Firstly, we’re all familiar with the term, but what exactly is binge drinking?
For men it is defined as drinking five or more drinks in the space of a few hours, while for women it’s consuming four or more drinks in two hours.
“Binge drinking does not necessarily mean you’re an alcoholic,” says Martin Preston, the founder and chief executive at rehab retreat Delamere .
But he clarifies that anyone dependent on alcohol may take part in nights of drinking on a more regular basis, leading to ‘dangerous consequences for our health’.
Alcohol’s effect on the body is wide and far reaching, with the brain, stomach, liver, heart, and kidneys all involved.
Preston explained: “When you drink alcohol, it goes straight into your bloodstream and is carried to the brain. Vision can blur, co-ordination decreases, and memory is impaired.

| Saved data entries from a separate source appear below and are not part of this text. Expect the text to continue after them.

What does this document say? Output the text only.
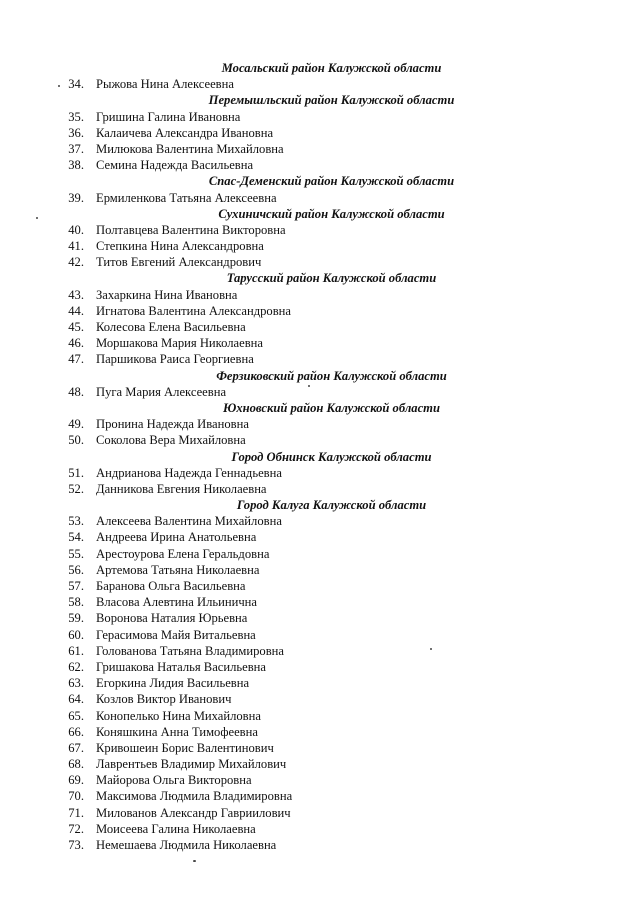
Мосальский район Калужской области
34. Рыжова Нина Алексеевна
Перемышльский район Калужской области
35. Гришина Галина Ивановна
36. Калаичева Александра Ивановна
37. Милюкова Валентина Михайловна
38. Семина Надежда Васильевна
Спас-Деменский район Калужской области
39. Ермиленкова Татьяна Алексеевна
Сухиничский район Калужской области
40. Полтавцева Валентина Викторовна
41. Степкина Нина Александровна
42. Титов Евгений Александрович
Тарусский район Калужской области
43. Захаркина Нина Ивановна
44. Игнатова Валентина Александровна
45. Колесова Елена Васильевна
46. Моршакова Мария Николаевна
47. Паршикова Раиса Георгиевна
Ферзиковский район Калужской области
48. Пуга Мария Алексеевна
Юхновский район Калужской области
49. Пронина Надежда Ивановна
50. Соколова Вера Михайловна
Город Обнинск Калужской области
51. Андрианова Надежда Геннадьевна
52. Данникова Евгения Николаевна
Город Калуга Калужской области
53. Алексеева Валентина Михайловна
54. Андреева Ирина Анатольевна
55. Арестоурова Елена Геральдовна
56. Артемова Татьяна Николаевна
57. Баранова Ольга Васильевна
58. Власова Алевтина Ильинична
59. Воронова Наталия Юрьевна
60. Герасимова Майя Витальевна
61. Голованова Татьяна Владимировна
62. Гришакова Наталья Васильевна
63. Егоркина Лидия Васильевна
64. Козлов Виктор Иванович
65. Конопелько Нина Михайловна
66. Коняшкина Анна Тимофеевна
67. Кривошеин Борис Валентинович
68. Лаврентьев Владимир Михайлович
69. Майорова Ольга Викторовна
70. Максимова Людмила Владимировна
71. Милованов Александр Гавриилович
72. Моисеева Галина Николаевна
73. Немешаева Людмила Николаевна
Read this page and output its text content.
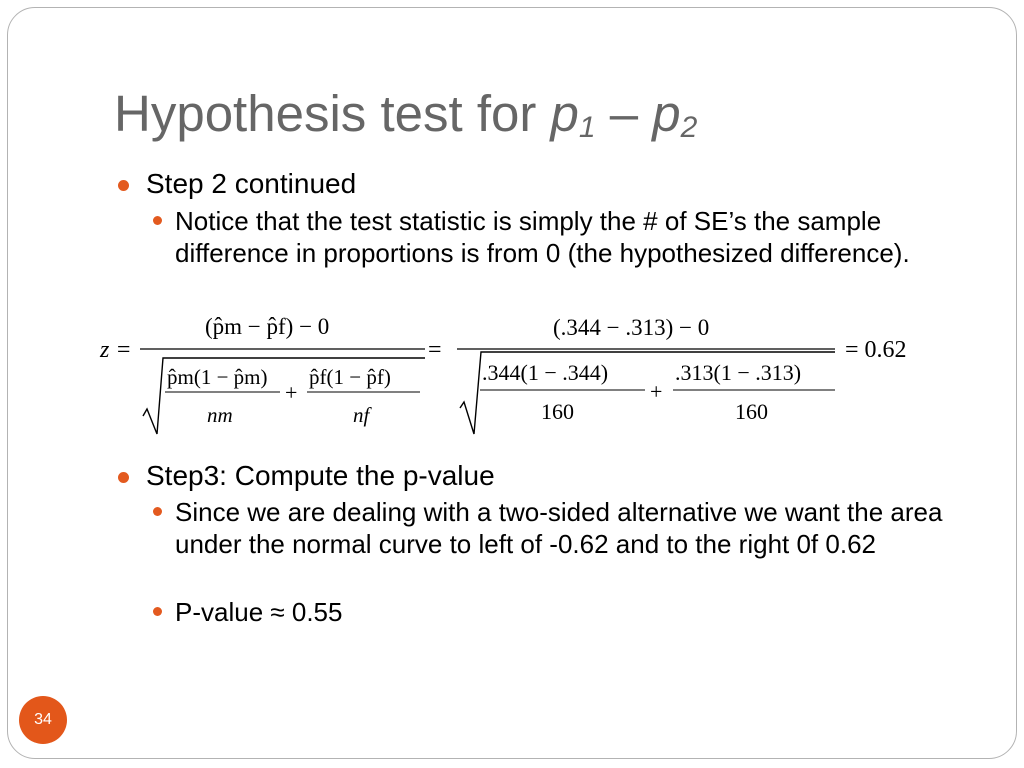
Hypothesis test for $p_1 - p_2$
Step 2 continued
Notice that the test statistic is simply the # of SE’s the sample difference in proportions is from 0 (the hypothesized difference).
z =
(p̂m − p̂f) − 0
p̂m(1 − p̂m)
nm
+
p̂f(1 − p̂f)
nf
=
(.344 − .313) − 0
.344(1 − .344)
160
+
.313(1 − .313)
160
= 0.62
Step3: Compute the p-value
Since we are dealing with a two-sided alternative we want the area under the normal curve to left of -0.62 and to the right 0f 0.62
P-value ≈ 0.55
34
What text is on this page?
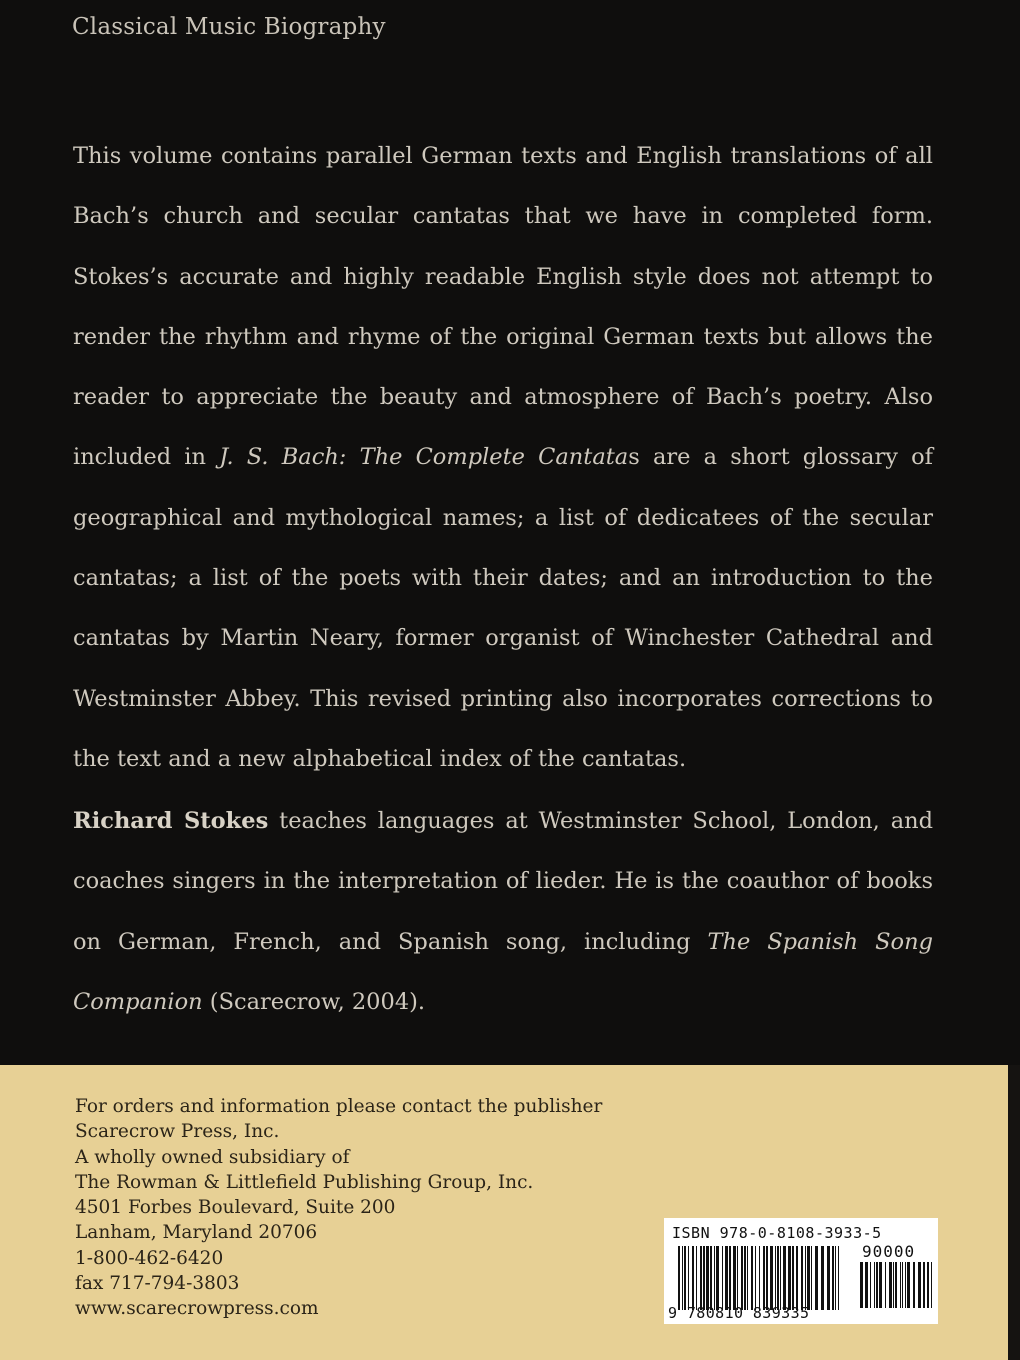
Classical Music Biography

This volume contains parallel German texts and English translations of all Bach’s church and secular cantatas that we have in completed form. Stokes’s accurate and highly readable English style does not attempt to render the rhythm and rhyme of the original German texts but allows the reader to appreciate the beauty and atmosphere of Bach’s poetry. Also included in J. S. Bach: The Complete Cantatas are a short glossary of geographical and mythological names; a list of dedicatees of the secular cantatas; a list of the poets with their dates; and an introduction to the cantatas by Martin Neary, former organist of Winchester Cathedral and Westminster Abbey. This revised printing also incorporates corrections to the text and a new alphabetical index of the cantatas.

Richard Stokes teaches languages at Westminster School, London, and coaches singers in the interpretation of lieder. He is the coauthor of books on German, French, and Spanish song, including The Spanish Song Companion (Scarecrow, 2004).

For orders and information please contact the publisher
Scarecrow Press, Inc.
A wholly owned subsidiary of
The Rowman & Littlefield Publishing Group, Inc.
4501 Forbes Boulevard, Suite 200
Lanham, Maryland 20706
1-800-462-6420
fax 717-794-3803
www.scarecrowpress.com
ISBN 978-0-8108-3933-5
90000
9 780810 839335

“Binge drinking can also cause people to black out,” he warned.
“This is because the increase in the amount of alcohol in your brain can mean that you stop forming new memories. The risk of blacking out also becomes further heightened when a person binge drinks without eating anything first.”
Consuming vast amounts of alcohol is very bad for the stomach, damaging its lining and also radiating to cause chest pain.
Preston added that drinking alcohol can cause dangerous fat to build up in the liver, which can lead to the organ becoming diseased.
Drinking too much can also cause heart palpitations, and eventually lead to high blood pressure and a weak heart.
“Just like the liver, the kidneys are designed to filter out any waste or unneeded fluid in the body,” said Preston.
“But binge drinking, even once, can get in the way of what they are supposed to do.”
He added: “Alcohol stops certain hormones from being produced that will help your kidneys put water back into your body.
“When alcohol suppresses hormones it can cause dehydration which may contribute to how bad a hangover you have the next day.”
To reduce health risks linked to alcohol, people are urged to drink no more than 14 units a week.
This is the equivalent to six pints of regular-strength beer or ten small glasses of lower-strength wine.
The NHS advises people trying to cut down to simply have several drink-free days a week.